On 24th November 2023, Confrontations Europe, in collaboration with the French Treasury and the AEFR organised, under the Chatham House Rule, the third edition of its annual conference on the Capital Markets Union around the Treasury representatives of six EU Member States. The following report summarises the debates which took place on this occasion.
Eight years after the Capital Markets Union was launched, it is a good time to take stock. The Eurogroup, in inclusive format, is working to present a plan on capital markets at the Summit of EU leaders in March 2024, ahead of the new Commission mandate. Major transformative steps have been taken such the European Single Access Point, the CSRD, MiFID and AIFM reviews, although EU capital markets remain less developed than in other jurisdictions, most importantly in the US. Perhaps moving towards one single union should not be a goal in itself, as long as companies can find the capital they require and cross-border obstacles are removed, and several “unions” could emerge. Participants agreed that major obstacles that are hard to address at EU level continue to be flagged by investors and companies, such as insolvency law, red tape, and withholding tax. While the Commission has tried to move on these topics, member states have been reluctant to move towards a European solution that is not the same as their own; perhaps instead they should genuinely look for the best practice in each field and accept that as a European model.
That the challenge is huge is not up for discussion – the funding gap to address the double or even triple transition (green, digital, and competitiveness) requires all possible funds to be mobilised. The gap could be as high as 988 billion euros for each year until 2030. A third of this amount, 330 billion, is available as a surplus of domestic savings. Part of it could come from Europe’s venture capital sector, which is ten times smaller than in the US: if just 1% of pension fund savings could unlock 100 billion euros in venture capital.
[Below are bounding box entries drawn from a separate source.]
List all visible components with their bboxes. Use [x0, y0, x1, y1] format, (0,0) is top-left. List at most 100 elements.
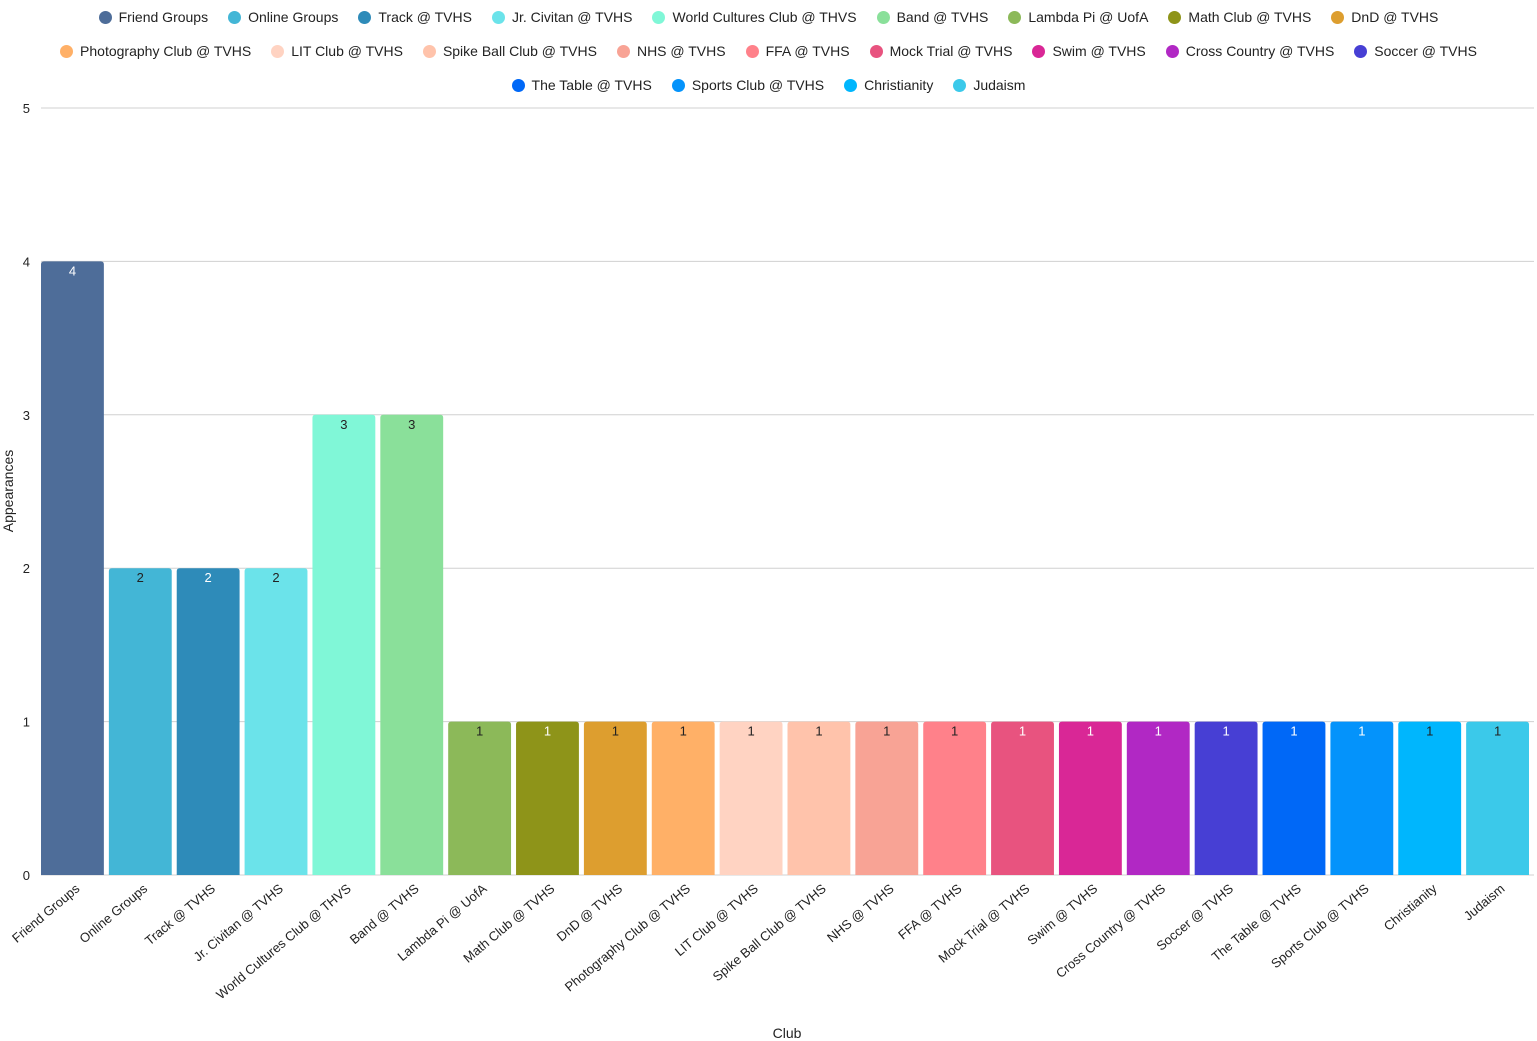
bar: [991, 721, 1054, 875]
legend-label: The Table @ TVHS: [531, 77, 652, 93]
y-axis-title: Appearances: [0, 450, 16, 533]
legend-label: Math Club @ TVHS: [1188, 9, 1312, 25]
bar: [651, 721, 715, 875]
legend-label: Christianity: [864, 77, 934, 93]
data-label: 1: [1290, 724, 1297, 739]
legend-item: Judaism: [953, 77, 1025, 93]
legend-swatch: [1165, 44, 1179, 58]
y-tick-label: 4: [23, 254, 30, 269]
data-label: 1: [951, 724, 958, 739]
legend-item: Photography Club @ TVHS: [60, 43, 251, 59]
x-tick-label: Band @ TVHS: [347, 881, 422, 947]
x-tick-label: FFA @ TVHS: [895, 881, 965, 943]
data-label: 1: [680, 724, 687, 739]
legend-item: Lambda Pi @ UofA: [1008, 9, 1148, 25]
x-tick-label: Spike Ball Club @ TVHS: [710, 881, 829, 985]
legend-item: Soccer @ TVHS: [1354, 43, 1477, 59]
bar: [41, 261, 104, 875]
legend-row: The Table @ TVHS Sports Club @ TVHS Christ…: [0, 68, 1537, 102]
bar: [176, 568, 240, 875]
legend-swatch: [1032, 44, 1046, 58]
legend-label: Mock Trial @ TVHS: [889, 43, 1013, 59]
x-tick-label: NHS @ TVHS: [824, 881, 897, 946]
legend-item: Sports Club @ TVHS: [671, 77, 825, 93]
x-tick-label: Online Groups: [76, 880, 150, 946]
bar: [1058, 721, 1122, 875]
data-label: 1: [883, 724, 890, 739]
legend-label: Sports Club @ TVHS: [691, 77, 825, 93]
bar: [855, 721, 919, 875]
data-label: 3: [408, 417, 415, 432]
legend-swatch: [511, 78, 525, 92]
data-label: 1: [1155, 724, 1162, 739]
chart-legend: Friend Groups Online Groups Track @ TVHS Jr…: [0, 0, 1537, 102]
legend-swatch: [876, 10, 890, 24]
legend-label: Band @ TVHS: [896, 9, 989, 25]
bar: [1330, 721, 1394, 875]
legend-item: Cross Country @ TVHS: [1165, 43, 1335, 59]
data-label: 1: [1087, 724, 1094, 739]
data-label: 2: [137, 570, 144, 585]
y-tick-label: 5: [23, 101, 30, 116]
y-tick-label: 0: [23, 868, 30, 883]
bar: [1194, 721, 1258, 875]
legend-item: Jr. Civitan @ TVHS: [491, 9, 632, 25]
legend-label: Online Groups: [248, 9, 339, 25]
bar: [1262, 721, 1326, 875]
y-tick-label: 3: [23, 408, 30, 423]
data-label: 1: [1358, 724, 1365, 739]
legend-item: The Table @ TVHS: [511, 77, 652, 93]
data-label: 1: [476, 724, 483, 739]
legend-label: FFA @ TVHS: [765, 43, 850, 59]
legend-label: NHS @ TVHS: [636, 43, 726, 59]
legend-swatch: [422, 44, 436, 58]
legend-item: Track @ TVHS: [358, 9, 472, 25]
legend-swatch: [953, 78, 967, 92]
data-label: 2: [205, 570, 212, 585]
bar: [1466, 721, 1529, 875]
legend-swatch: [616, 44, 630, 58]
bar: [1398, 721, 1462, 875]
legend-item: Christianity: [844, 77, 933, 93]
x-axis-title: Club: [773, 1025, 802, 1041]
data-label: 3: [340, 417, 347, 432]
data-label: 2: [272, 570, 279, 585]
legend-item: Spike Ball Club @ TVHS: [422, 43, 597, 59]
legend-label: DnD @ TVHS: [1351, 9, 1439, 25]
bar: [244, 568, 308, 875]
legend-label: Track @ TVHS: [378, 9, 472, 25]
data-label: 1: [1019, 724, 1026, 739]
legend-label: Cross Country @ TVHS: [1185, 43, 1335, 59]
data-label: 4: [69, 263, 76, 278]
legend-item: Swim @ TVHS: [1032, 43, 1146, 59]
legend-swatch: [652, 10, 666, 24]
legend-swatch: [1331, 10, 1345, 24]
data-label: 1: [747, 724, 754, 739]
data-label: 1: [815, 724, 822, 739]
legend-item: Mock Trial @ TVHS: [869, 43, 1013, 59]
legend-label: World Cultures Club @ THVS: [672, 9, 857, 25]
legend-label: Photography Club @ TVHS: [80, 43, 252, 59]
data-label: 1: [544, 724, 551, 739]
legend-swatch: [1008, 10, 1022, 24]
legend-swatch: [60, 44, 74, 58]
data-label: 1: [612, 724, 619, 739]
legend-swatch: [1354, 44, 1368, 58]
legend-swatch: [98, 10, 112, 24]
x-tick-label: Christianity: [1381, 880, 1440, 933]
legend-item: Friend Groups: [98, 9, 208, 25]
bar: [923, 721, 987, 875]
legend-label: Spike Ball Club @ TVHS: [442, 43, 597, 59]
legend-label: Lambda Pi @ UofA: [1028, 9, 1149, 25]
bar: [448, 721, 512, 875]
bar: [787, 721, 851, 875]
legend-swatch: [671, 78, 685, 92]
bar: [1126, 721, 1190, 875]
legend-item: Math Club @ TVHS: [1168, 9, 1311, 25]
legend-item: LIT Club @ TVHS: [271, 43, 403, 59]
legend-item: Band @ TVHS: [876, 9, 989, 25]
legend-label: LIT Club @ TVHS: [291, 43, 403, 59]
x-tick-label: Photography Club @ TVHS: [562, 881, 694, 995]
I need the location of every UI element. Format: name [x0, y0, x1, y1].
Despite the significant challenge, Europe remains a key leader and model on the financial markets were Europe leads the world, in fields such as green and broader sustainable finance. EU financial instruments targeting ESG investments such as green bonds cover 40% of global activities, for 18% of the world’s GDP. In that context, the Capital Markets Union can make a significant contribution to addressing climate change.
While all participants shared the need to get retail consumers to invest in financial markets, they recommended different ways of getting an increased participation, which doesn’t necessarily have to come from direct purchase of equity. Even though some countries support stock market participation through tax incentives, pushing for direct participation is not always the solution; it puts high demands on financial education, and many consumers do not have a very high risk appetite which would require diversification. Investment funds can also be a good alternative, or even a special government-mandated low-cost savings account such as the Livret A in France. The increased reliance on apps for selling investment products should not only be seen as a risk of investments shifting to crypto-assets, but rather as an opportunity for a new way of dialoguing and educating consumers, especially young adults. Apps could also help to break the cross-border barrier and encourage investors to again look beyond their borders. In this context, the Spanish Presidency aims to make progress on important targeted initiatives within the CMU such as the Retail Investment Strategy (even if views on distribution models and inducements clearly differ), the Listing Act and EMIR.
Finally, several participants brought up the idea of an opt-in pan-European regime in addition to national supervisory regimes, possible as an opt-in, 28th regime. This would have the added benefit for requiring a gradual upscaling of ESMA capacities, rather than a big-bang change as proposed by Christine Lagarde in her recent speech. Others supported a stronger role for securitisation, learning from the past mistakes and perhaps setting up a guarantee mechanism, a European version of the Federal National Mortgage Association (Fannie Mae) and the Federal Home Loan Mortgage Corporation (Freddie Mac).